Powder day! Since this 8" snowfall probably ranks in the top 10 biggest storms of the last 3 years, I decided to get there this morning. Beautiful blue sky, boot deep powder, and no wind = win!
It was my first day out this winter due to so many other commitments and generally blah conditions that didn’t justify taking a morning from work. My quads were definitely feeling it by 11:30.
Had a fun morning even though it was ridiculously crowded with all 75 people there :wink: . 8" of fluff fell yesterday. They are still only reporting 67" for the entire winter so far. The woods look good but are still sketchy as there is 10-12" of fluff then ice and dirt :-?
Still a beautiful day in the NEKberhood (I was skiing by myself so all I got were landscape shots):


----------



## skifree (Feb 6, 2014)

great pix! way to go get it


----------



## jaysunn (Feb 6, 2014)

Holy shit. The pics of the wind turbines is awesome. 


Sent from my iPhone using AlpineZone


----------



## Abubob (Feb 6, 2014)

Is that Jay beyond the turbines? It must be waaay farther than that.


----------



## BeefyBoy50 (Feb 6, 2014)

Awesome pictures, especially the jay peak one. No actually just all of them. Nice report!


----------



## bzrperfspec77 (Feb 7, 2014)

Wow... Great pictures.


----------



## from_the_NEK (Feb 7, 2014)

Abubob said:


> Is that Jay beyond the turbines? It must be waaay farther than that.



That is Jay in the background. I shot that with a 300mm lens with a 2x teleconverter (making it 600mm). Big Jay is on the left edge of the picture.


----------



## from_the_NEK (Feb 7, 2014)

Here is the view toward Jay with less zoom.


----------



## Abubob (Feb 7, 2014)

from_the_NEK said:


> Here is the view toward Jay with less zoom.

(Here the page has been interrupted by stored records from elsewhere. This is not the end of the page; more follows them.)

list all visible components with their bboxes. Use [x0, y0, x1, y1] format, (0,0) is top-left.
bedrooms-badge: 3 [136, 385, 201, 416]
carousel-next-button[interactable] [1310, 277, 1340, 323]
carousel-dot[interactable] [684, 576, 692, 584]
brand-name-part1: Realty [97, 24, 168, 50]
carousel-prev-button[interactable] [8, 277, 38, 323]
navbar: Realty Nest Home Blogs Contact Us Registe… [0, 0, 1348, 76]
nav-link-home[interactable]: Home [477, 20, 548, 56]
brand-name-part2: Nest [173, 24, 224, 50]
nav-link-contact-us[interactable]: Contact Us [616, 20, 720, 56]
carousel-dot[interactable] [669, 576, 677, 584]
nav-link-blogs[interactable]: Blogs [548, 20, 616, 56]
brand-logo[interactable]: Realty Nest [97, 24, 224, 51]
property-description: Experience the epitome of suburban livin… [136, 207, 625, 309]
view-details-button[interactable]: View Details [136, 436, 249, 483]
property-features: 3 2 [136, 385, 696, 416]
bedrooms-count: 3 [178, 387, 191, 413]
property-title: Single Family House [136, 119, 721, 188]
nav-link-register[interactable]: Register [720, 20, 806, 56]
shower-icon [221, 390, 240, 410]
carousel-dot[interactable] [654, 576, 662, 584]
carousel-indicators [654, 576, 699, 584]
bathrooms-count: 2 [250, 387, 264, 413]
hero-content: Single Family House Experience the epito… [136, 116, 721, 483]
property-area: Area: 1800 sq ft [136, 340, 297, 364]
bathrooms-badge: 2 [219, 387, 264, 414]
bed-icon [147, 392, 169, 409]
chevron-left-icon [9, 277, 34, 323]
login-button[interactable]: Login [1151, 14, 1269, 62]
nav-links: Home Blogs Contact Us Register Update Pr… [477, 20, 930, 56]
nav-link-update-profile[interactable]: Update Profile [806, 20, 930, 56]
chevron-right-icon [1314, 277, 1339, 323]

Nice work. I was gonna say you must have an incredible zoom. 600mm would do it. Not handheld then. What do you use?


----------



## from_the_NEK (Feb 7, 2014)

Abubob said:


> Nice work. I was gonna say you must have an incredible zoom. 600mm would do it. Not handheld then. What do you use?


It was handheld and I was cold :smile:. I'm not really sure how I held it still enough to get a decent picture. Camera is a Canon T3i.


----------



## bdfreetuna (Feb 7, 2014)

Really cool pics. Next time I go to Burke I'm bringing my Canon SX40HS with 840mm zoom and aiming it towards Jay


----------



## Euler (Feb 7, 2014)

Well done!  Your photos are stunning!  I can't believe you got that photo from a 600mm lens w/o support!  The lens/camera must have some wicked image stabiliazation or else you are the bionic man


----------



## from_the_NEK (Feb 7, 2014)

Euler said:


> else you are the bionic man


I may have been frozen. It was pretty cold up there with no gloves on.


----------



## Abubob (Feb 7, 2014)

Euler said:


> Well done!  Your photos are stunning!  I can't believe you got that photo from a 600mm lens w/o support!  The lens/camera must have some wicked image stabiliazation or else you are the bionic man





from_the_NEK said:


> I may have been frozen. It was pretty cold up there with no gloves on.



Yeah, that might work.


----------



## bdfreetuna (Feb 7, 2014)

ISO 32,000 will also do the trick


----------



## fbrissette (Feb 8, 2014)

Would love to get a copy for personal use.  Possible ?
(The one with the windmill)


----------



## Nick (Feb 8, 2014)

That's awesome. I want a teleconverter now for my t2i

Sent from my Nexus 7 using AlpineZone mobile app


----------



## from_the_NEK (Feb 10, 2014)

fbrissette said:


> Would love to get a copy for personal use.  Possible ?
> (The one with the windmill)


Sure, how do you want to get it?


----------